SCROLL TO CONTINUE WITH CONTENT

Tiga tahun sebelum peristiwa kebohongan salah seorang putri Akidi Tio dan Yana Suryana, menjelang akhir tahun 2018, Ratna Sarumpaet, seorang aktivis sosial dan politik menggegerkan khalayak. Betapa tidak, ia mengaku disiksa seseorang di Bandung. Wajahnya dibantingkan ke aspal sampai terluka cukup parah.
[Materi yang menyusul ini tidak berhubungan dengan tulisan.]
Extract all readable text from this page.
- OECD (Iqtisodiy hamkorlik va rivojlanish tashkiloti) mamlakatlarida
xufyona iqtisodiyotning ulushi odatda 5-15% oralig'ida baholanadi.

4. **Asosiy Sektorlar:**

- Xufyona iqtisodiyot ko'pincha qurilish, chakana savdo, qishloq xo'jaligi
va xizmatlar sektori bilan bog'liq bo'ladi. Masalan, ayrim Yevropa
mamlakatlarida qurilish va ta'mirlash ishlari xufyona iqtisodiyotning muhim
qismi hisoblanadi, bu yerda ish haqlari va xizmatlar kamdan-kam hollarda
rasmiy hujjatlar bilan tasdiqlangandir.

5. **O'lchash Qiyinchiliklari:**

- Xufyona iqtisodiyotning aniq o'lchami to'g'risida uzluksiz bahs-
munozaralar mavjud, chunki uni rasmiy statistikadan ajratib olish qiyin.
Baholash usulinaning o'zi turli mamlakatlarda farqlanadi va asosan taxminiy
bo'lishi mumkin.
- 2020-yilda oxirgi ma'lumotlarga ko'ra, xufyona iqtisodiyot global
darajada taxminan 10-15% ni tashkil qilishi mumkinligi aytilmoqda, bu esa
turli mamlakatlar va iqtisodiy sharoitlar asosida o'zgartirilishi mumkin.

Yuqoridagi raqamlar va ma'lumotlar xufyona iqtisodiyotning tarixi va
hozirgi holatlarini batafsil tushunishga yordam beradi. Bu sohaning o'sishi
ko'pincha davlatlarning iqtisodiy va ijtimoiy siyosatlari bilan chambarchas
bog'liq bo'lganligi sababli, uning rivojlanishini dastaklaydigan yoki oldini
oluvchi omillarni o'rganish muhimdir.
Tak tanggung-tanggung, ia menceritakan kejadian tersebut kepada Prabowo, Fadli Zon, dan Amien Rais. Semua orang percaya atas cerita sang aktivis tersebut. Polisi segera turun tangan melakukan penyelidikan. Hasilnya diketahui, cerita kejadian yang menimpa sang aktivis sosial tersebut bohong. Bengkak-bengkak di wajah Ratna Sarumpaet bukan karena dibanting ke aspal, namun akibat operasi plastik.

ADVERTISEMENT

Dua tahun kemudian, sekitar Agustus 2020 terjadi lagi peristiwa kebohongan lainnya. Kini pelakunya seorang oknum TNI, Prada Muhammad Ilham. Ia terluka di beberapa bagian tubuhnya karena mengalami kecelakaan tunggal di dekat kantor Polsek Ciracas Jakarta Timur. Kepada teman-temannya ia bercerita, luka di beberapa bagian tubuhnya tersebut akibat dipukuli beberapa orang yang salah satunya anggota kepolisian.
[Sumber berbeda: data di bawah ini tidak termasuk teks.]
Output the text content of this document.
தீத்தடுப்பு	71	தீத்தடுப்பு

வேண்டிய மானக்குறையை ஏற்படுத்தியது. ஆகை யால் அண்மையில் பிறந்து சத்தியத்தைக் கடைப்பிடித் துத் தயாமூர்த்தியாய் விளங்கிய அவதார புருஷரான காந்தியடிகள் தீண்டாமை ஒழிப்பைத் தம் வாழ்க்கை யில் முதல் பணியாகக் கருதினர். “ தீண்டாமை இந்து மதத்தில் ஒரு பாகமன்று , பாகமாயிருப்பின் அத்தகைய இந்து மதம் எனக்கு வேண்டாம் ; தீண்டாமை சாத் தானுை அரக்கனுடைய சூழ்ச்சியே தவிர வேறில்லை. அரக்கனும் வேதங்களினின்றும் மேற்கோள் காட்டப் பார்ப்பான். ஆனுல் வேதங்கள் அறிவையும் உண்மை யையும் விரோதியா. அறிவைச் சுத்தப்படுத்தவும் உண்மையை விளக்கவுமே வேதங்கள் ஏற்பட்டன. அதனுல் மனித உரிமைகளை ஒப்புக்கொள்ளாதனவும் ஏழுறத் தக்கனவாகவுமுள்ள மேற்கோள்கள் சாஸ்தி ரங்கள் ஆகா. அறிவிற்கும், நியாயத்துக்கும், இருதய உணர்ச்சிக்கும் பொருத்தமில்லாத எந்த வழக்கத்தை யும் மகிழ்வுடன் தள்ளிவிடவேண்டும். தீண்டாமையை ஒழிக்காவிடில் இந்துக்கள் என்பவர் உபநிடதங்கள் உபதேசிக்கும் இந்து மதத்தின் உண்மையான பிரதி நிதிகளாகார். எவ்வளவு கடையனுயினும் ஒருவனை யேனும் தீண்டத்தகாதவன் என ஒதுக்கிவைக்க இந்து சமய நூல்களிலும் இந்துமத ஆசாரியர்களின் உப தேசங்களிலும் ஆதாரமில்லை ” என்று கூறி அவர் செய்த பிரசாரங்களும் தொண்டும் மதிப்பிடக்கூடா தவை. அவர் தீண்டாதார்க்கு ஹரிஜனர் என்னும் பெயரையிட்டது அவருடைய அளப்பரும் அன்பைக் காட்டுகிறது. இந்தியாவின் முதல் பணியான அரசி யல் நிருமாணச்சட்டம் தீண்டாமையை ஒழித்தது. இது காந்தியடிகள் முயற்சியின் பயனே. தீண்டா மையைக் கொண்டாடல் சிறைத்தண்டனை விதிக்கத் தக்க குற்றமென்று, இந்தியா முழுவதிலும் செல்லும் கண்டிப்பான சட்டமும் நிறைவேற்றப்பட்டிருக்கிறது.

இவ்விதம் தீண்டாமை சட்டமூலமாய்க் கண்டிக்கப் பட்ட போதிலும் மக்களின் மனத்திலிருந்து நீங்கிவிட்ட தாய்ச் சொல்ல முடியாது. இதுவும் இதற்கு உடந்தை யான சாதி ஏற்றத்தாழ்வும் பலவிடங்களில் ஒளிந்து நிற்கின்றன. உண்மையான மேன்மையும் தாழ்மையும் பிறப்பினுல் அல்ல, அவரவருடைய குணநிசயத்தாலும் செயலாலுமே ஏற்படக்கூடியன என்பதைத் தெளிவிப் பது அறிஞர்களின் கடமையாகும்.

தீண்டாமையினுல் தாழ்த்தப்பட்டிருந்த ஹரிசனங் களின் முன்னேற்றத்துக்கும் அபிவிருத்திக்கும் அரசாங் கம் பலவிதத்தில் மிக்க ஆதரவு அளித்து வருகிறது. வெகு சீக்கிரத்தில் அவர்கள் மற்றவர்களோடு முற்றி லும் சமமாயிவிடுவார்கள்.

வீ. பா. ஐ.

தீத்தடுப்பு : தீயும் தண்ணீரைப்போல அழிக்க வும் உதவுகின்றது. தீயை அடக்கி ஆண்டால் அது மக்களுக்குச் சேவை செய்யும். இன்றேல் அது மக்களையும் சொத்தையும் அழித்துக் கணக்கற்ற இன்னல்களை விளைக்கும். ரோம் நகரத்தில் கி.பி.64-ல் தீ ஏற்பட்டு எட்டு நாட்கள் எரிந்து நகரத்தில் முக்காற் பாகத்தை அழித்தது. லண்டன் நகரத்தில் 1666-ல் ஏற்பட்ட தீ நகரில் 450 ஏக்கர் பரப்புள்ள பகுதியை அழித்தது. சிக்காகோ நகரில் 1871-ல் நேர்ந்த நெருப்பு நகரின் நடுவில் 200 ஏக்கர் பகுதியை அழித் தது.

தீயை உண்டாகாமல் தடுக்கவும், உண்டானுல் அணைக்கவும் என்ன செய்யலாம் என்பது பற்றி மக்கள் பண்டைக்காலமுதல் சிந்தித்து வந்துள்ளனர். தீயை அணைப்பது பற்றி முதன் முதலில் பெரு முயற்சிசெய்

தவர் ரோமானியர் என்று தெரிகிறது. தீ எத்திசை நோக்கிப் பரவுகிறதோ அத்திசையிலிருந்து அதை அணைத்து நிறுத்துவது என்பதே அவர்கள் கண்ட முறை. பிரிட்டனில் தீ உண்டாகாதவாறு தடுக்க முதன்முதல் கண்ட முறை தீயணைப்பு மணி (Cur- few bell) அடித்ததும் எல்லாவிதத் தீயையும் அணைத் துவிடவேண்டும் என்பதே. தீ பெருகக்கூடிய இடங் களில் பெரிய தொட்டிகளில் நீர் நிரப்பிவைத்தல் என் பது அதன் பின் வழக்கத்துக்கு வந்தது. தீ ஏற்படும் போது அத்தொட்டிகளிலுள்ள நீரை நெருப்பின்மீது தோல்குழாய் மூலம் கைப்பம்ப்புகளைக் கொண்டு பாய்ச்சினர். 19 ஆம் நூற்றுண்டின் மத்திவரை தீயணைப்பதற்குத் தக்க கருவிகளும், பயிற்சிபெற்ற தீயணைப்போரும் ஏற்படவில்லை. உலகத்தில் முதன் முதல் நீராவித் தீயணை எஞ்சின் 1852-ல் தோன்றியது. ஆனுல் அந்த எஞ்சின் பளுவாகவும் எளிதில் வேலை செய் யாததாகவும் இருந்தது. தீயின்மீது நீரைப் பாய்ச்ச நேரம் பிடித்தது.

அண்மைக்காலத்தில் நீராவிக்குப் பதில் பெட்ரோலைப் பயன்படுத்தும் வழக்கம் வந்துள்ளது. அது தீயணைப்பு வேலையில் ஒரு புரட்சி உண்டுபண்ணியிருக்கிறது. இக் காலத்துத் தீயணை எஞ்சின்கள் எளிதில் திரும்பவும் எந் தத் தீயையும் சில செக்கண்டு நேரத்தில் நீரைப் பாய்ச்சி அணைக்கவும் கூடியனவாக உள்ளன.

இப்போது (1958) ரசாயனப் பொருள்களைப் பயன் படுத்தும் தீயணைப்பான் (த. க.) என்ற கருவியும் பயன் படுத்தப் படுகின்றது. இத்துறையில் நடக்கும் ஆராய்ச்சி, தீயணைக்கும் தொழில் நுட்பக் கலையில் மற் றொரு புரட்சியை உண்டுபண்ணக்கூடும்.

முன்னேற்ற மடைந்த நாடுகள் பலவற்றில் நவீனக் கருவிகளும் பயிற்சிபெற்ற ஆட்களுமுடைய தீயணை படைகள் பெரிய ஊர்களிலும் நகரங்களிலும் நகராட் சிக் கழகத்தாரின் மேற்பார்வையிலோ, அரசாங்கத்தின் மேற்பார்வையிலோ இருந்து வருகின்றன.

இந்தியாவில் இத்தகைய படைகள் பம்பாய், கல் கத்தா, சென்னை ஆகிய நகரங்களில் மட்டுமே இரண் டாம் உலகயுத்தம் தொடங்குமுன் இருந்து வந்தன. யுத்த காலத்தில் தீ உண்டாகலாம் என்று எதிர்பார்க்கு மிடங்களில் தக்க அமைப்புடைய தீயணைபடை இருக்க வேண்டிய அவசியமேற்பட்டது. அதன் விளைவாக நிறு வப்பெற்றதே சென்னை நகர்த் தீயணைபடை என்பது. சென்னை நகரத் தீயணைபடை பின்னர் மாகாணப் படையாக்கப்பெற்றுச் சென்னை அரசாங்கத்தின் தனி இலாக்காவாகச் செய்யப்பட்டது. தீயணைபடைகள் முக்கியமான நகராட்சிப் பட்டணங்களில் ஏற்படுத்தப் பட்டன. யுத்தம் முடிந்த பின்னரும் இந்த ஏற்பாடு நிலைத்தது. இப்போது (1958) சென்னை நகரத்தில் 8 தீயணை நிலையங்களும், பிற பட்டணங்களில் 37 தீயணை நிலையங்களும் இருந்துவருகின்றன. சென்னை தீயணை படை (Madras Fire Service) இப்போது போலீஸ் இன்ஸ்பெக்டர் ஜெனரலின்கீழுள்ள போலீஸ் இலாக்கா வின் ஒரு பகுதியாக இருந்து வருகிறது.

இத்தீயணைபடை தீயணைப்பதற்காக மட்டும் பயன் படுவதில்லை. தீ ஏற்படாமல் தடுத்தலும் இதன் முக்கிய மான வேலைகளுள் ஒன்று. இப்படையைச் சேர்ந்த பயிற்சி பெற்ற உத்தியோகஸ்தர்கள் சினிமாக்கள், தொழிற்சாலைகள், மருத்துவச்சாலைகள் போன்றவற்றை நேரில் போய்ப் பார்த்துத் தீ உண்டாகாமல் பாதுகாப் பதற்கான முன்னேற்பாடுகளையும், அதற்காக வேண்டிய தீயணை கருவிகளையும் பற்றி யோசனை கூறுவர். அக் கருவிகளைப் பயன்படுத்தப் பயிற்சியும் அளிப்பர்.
Cerita sang prada tersebut mengundang simpati teman-temannya, terjadilah penyerangan dan perusakan kantor Polsek Ciracas. Pihak-pihak yang berwenang segera melakukan penyelidikan. Hasilnya diketahui, ternyata peristiwa yang dialami Prada Muhammad Ilham tersebut hanya hoaks belaka.

Dua tahun setelah kejadian Prada Muhammad Ilham, pertengahan 2022 ini kita dihebohkan dengan kebohongan yang dilakukan Irjen Ferdi Sambo. Seperti kebohongan-kebohongan sebelumnya, pada mulanya para petinggi elit kepolisian percaya atas laporan Ferdi Sambo yang menyebutkan telah terjadi tembak menembak antarpolisi di kediamannya. Namun akhirnya laporan Sang Jenderal tersebut terbongkar, semuanya hanya rekayasa.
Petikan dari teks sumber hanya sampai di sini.